We expect that an action will have results outside ObjectStore contract.
Hi Adam,
Yeah, I think part of the problem is that it's not clear what that contract is and when compression was introduced it muddied the waters even further. librados API, which is the interface that the end user is presented with, doesn't document these semantics at all. At lower layers but still above the actual backing store (CEPH_OSD_OP ops, PGTransaction, Transaction etc) there are some scattered comments that actually directed the implementation of "rbd create --thick-provision" (in Mimic IIRC):
/**
* Write data to an offset within an object.
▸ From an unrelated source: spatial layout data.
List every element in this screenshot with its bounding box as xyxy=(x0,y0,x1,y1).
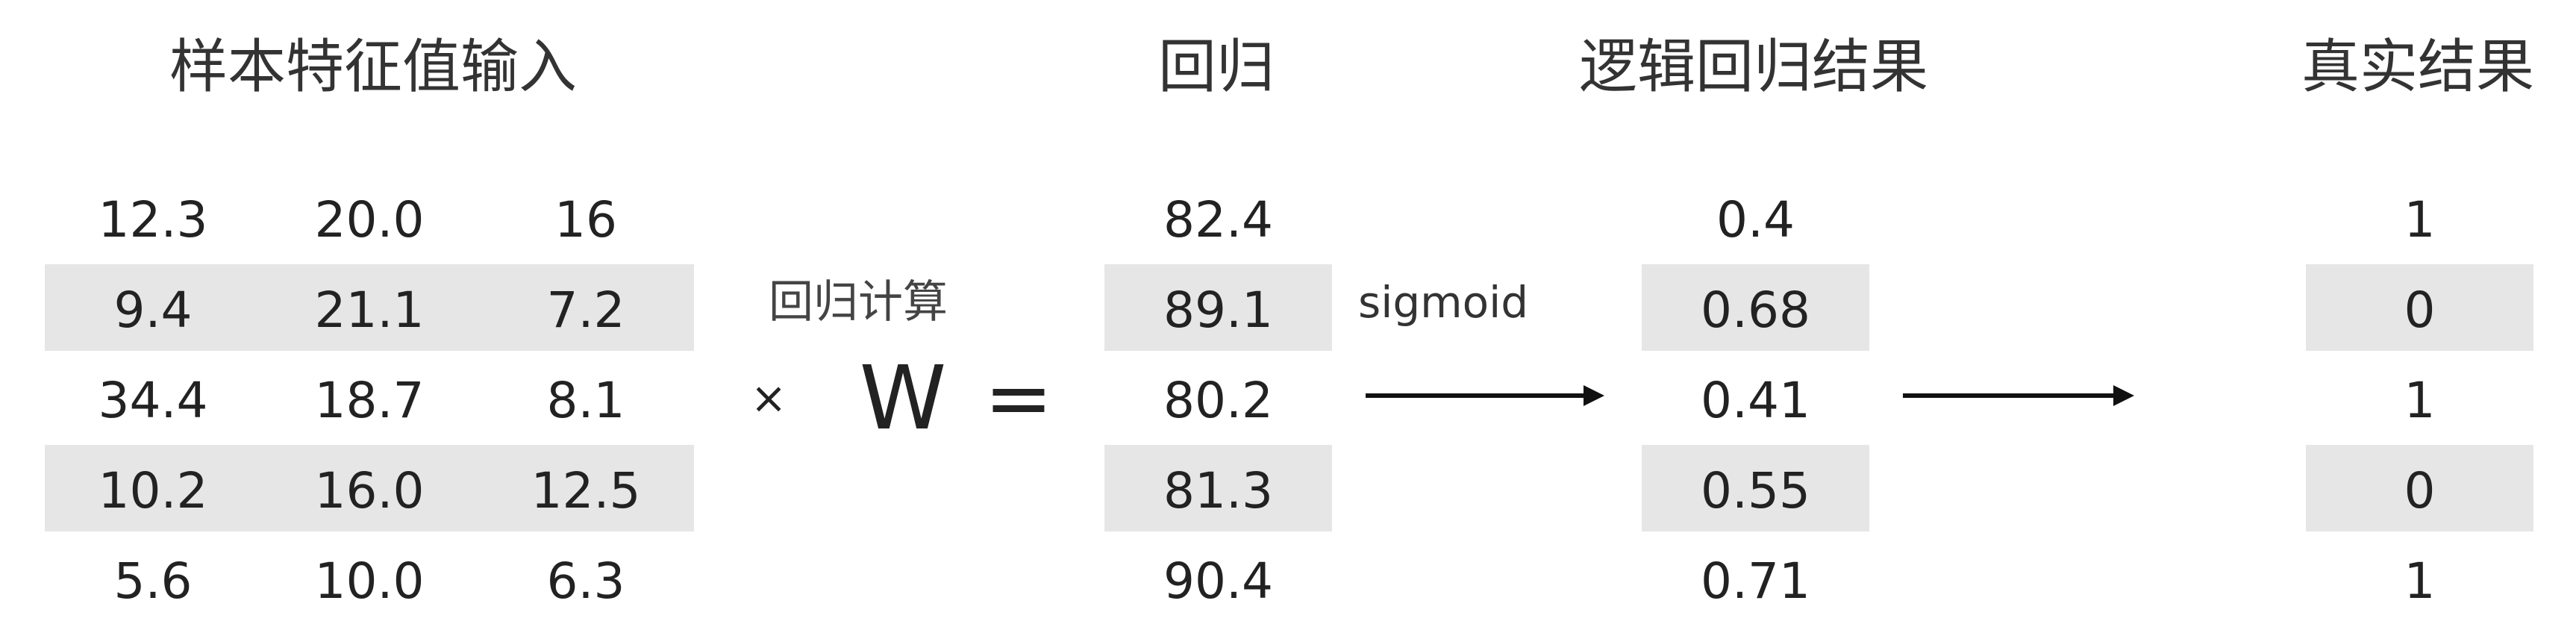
sigmoid-label: sigmoid xyxy=(1358,277,1529,328)
logistic-value: 0.68 xyxy=(1701,281,1810,339)
true-result-value: 0 xyxy=(2404,462,2436,520)
input-cell: 34.4 xyxy=(98,372,208,429)
regression-value: 80.2 xyxy=(1163,372,1273,429)
input-cell: 10.2 xyxy=(98,462,208,520)
logistic-row-2-band xyxy=(1642,264,1869,351)
true-result-value: 0 xyxy=(2404,281,2436,339)
input-cell: 5.6 xyxy=(113,552,193,610)
regression-value: 82.4 xyxy=(1163,191,1273,249)
regression-header: 回归 xyxy=(1157,34,1275,101)
truth-row-2-band xyxy=(2306,264,2533,351)
true-result-header: 真实结果 xyxy=(2301,34,2534,101)
sigmoid-arrow-icon xyxy=(1366,385,1604,406)
logistic-result-header: 逻辑回归结果 xyxy=(1578,34,1928,101)
regression-value: 90.4 xyxy=(1163,552,1273,610)
input-cell: 16.0 xyxy=(314,462,425,520)
logistic-row-4-band xyxy=(1642,445,1869,531)
logistic-value: 0.55 xyxy=(1701,462,1810,520)
input-cell: 12.5 xyxy=(531,462,641,520)
regression-calc-label: 回归计算 xyxy=(769,276,948,328)
regression-value: 89.1 xyxy=(1163,281,1273,339)
input-cell: 8.1 xyxy=(546,372,625,429)
input-cell: 12.3 xyxy=(98,191,208,249)
regression-row-4-band xyxy=(1104,445,1332,531)
input-cell: 21.1 xyxy=(314,281,425,339)
input-cell: 7.2 xyxy=(546,281,625,339)
result-arrow-icon xyxy=(1903,385,2134,406)
input-cell: 10.0 xyxy=(314,552,425,610)
equals-symbol: = xyxy=(984,350,1054,446)
input-row-4-band xyxy=(45,445,694,531)
true-result-value: 1 xyxy=(2404,372,2436,429)
input-cell: 9.4 xyxy=(113,281,193,339)
input-cell: 20.0 xyxy=(314,191,425,249)
times-symbol: × xyxy=(750,372,787,423)
input-features-header: 样本特征值输入 xyxy=(169,34,577,101)
logistic-value: 0.71 xyxy=(1701,552,1810,610)
truth-row-4-band xyxy=(2306,445,2533,531)
regression-row-2-band xyxy=(1104,264,1332,351)
input-cell: 16 xyxy=(554,191,617,249)
weight-symbol: W xyxy=(859,346,947,449)
true-result-value: 1 xyxy=(2404,191,2436,249)
input-cell: 18.7 xyxy=(314,372,425,429)
regression-value: 81.3 xyxy=(1163,462,1273,520)
logistic-value: 0.41 xyxy=(1701,372,1810,429)
input-row-2-band xyxy=(45,264,694,351)
logistic-value: 0.4 xyxy=(1716,191,1795,249)
input-cell: 6.3 xyxy=(546,552,625,610)
true-result-value: 1 xyxy=(2404,552,2436,610)
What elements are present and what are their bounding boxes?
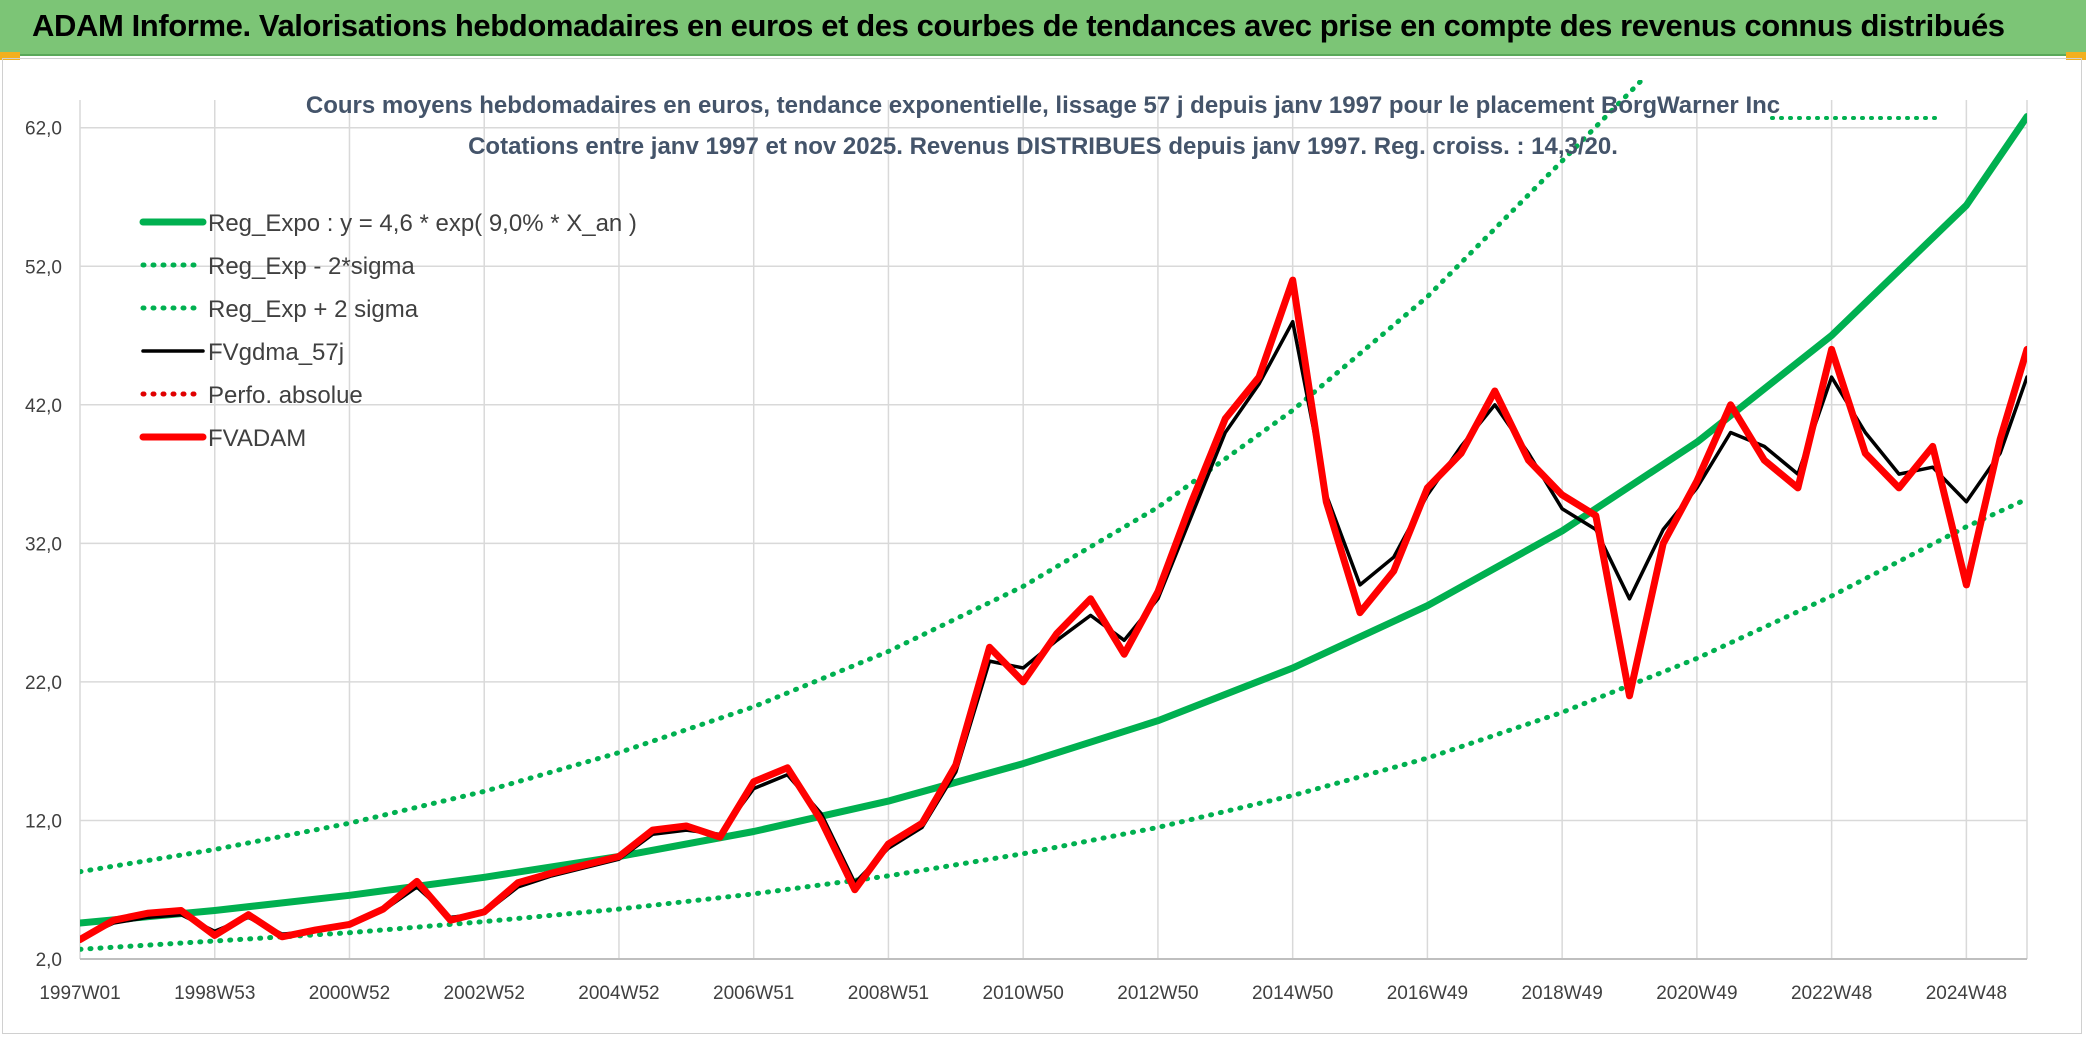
y-tick-label: 62,0 bbox=[25, 119, 62, 140]
series-line-reg-exp-2-sigma bbox=[80, 496, 2027, 952]
chart-title-line-2: Cotations entre janv 1997 et nov 2025. R… bbox=[468, 133, 1618, 160]
y-tick-label: 32,0 bbox=[25, 534, 62, 555]
chart-title-line-1: Cours moyens hebdomadaires en euros, ten… bbox=[306, 92, 1780, 119]
corner-marker-right bbox=[2066, 52, 2086, 60]
legend-label: Reg_Exp + 2 sigma bbox=[208, 296, 419, 323]
series-lines bbox=[80, 80, 2027, 952]
x-tick-label: 2008W51 bbox=[848, 983, 929, 1004]
y-axis-tick-labels: 2,0 12,0 22,0 32,0 42,0 52,0 62,0 bbox=[25, 119, 62, 971]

If the object is too
* small, it is expanded as needed. It is possible to specify an
* offset beyond the current end of an object and it will be
* expanded as needed. Simple implementations of ObjectStore will
* just zero the data between the old end of the object and the
* newly provided data. More sophisticated implementations of
* ObjectStore will omit the untouched data and store it as a
* "hole" in the file.
*
* Note that a 0-length write does not affect the size of the object.
*/
void write(const coll_t& cid, const ghobject_t& oid, uint64_t off, uint64_t len,
const ceph::buffer::list& write_data, uint32_t flags = 0) {
/**
* zero out the indicated byte range within an object. Some
* ObjectStore instances may optimize this to release the
* underlying storage space.
*
* If the zero range extends beyond the end of the object, the object
* size is extended, just as if we were writing a buffer full of zeros.
* EXCEPT if the length is 0, in which case (just like a 0-length write)
* we do not adjust the object size.
*/
void zero(const coll_t& cid, const ghobject_t& oid, uint64_t off, uint64_t len) {
The possibility of releasing the underlying storage space is noted for OP_ZERO but not for OP_WRITE. This is why librbd happily uses OP_ZERO for discard/TRIM and sticks with OP_WRITE for explicit zeroing.
In general, most of these deeply ingrained assumptions go back to FileStore days. Note that some of these comments still talk about files ;)
Backing store compression messes with a lot such assumptions but, for "rbd create --thick-provision", I think it is relatively known that it falls over in that case. The new zero block detection is much worse though as it is enabled by default and there is no configuration option to disable it.
The expected new behavior is:
- when writing zeros with hint "PROVISIONING", do not write data, but allocate disk space and mark region as "ZEROS"
Currently there is no PROVISIONING hint. Do you intend to introduce one?
The intended result is:
- stats are properly tracked, so that free space is reduced when thick-provisioned objects are placed
I think that to make this consistent we must take care of:
1) Move of thick-provisioned object to other OSD must preserve thick-provisioned behavior
Wasn't that true prior to https://github.com/ceph/ceph/pull/43337? IIRC it is based on ObjectStore::fiemap which, prior to https://github.com/ceph/ceph/pull/43337, returned a full-sized extent for a bunch of explicitly written zeroes. Or am I misremembering?
2) Compression of objects created by thick-provisioning be disabled
3) Cloning thick-provisioned regions ("ZEROS") should actually re-allocate
IMO cloning in general shouldn't change anything about the cloned region. If it is compressed, it should stay that way. If it isn't compressed, it should say that way. If it is allocated-but-unwritten (what you refer to as "ZEROS" above), it should stay that way. Finally, if it is a bunch of explicitly written zeroes, it should stay that way too.
Please note that when writing to objects BlueStore is not using already allocated space but
always allocates new space and releases previous one. This means that thick-provisioned space will not be used even once.
Yup, this is understood -- and, as long as the previously allocated space is "carried over" (i.e. the same amount of space gets allocated in the new location), is the expected behavior.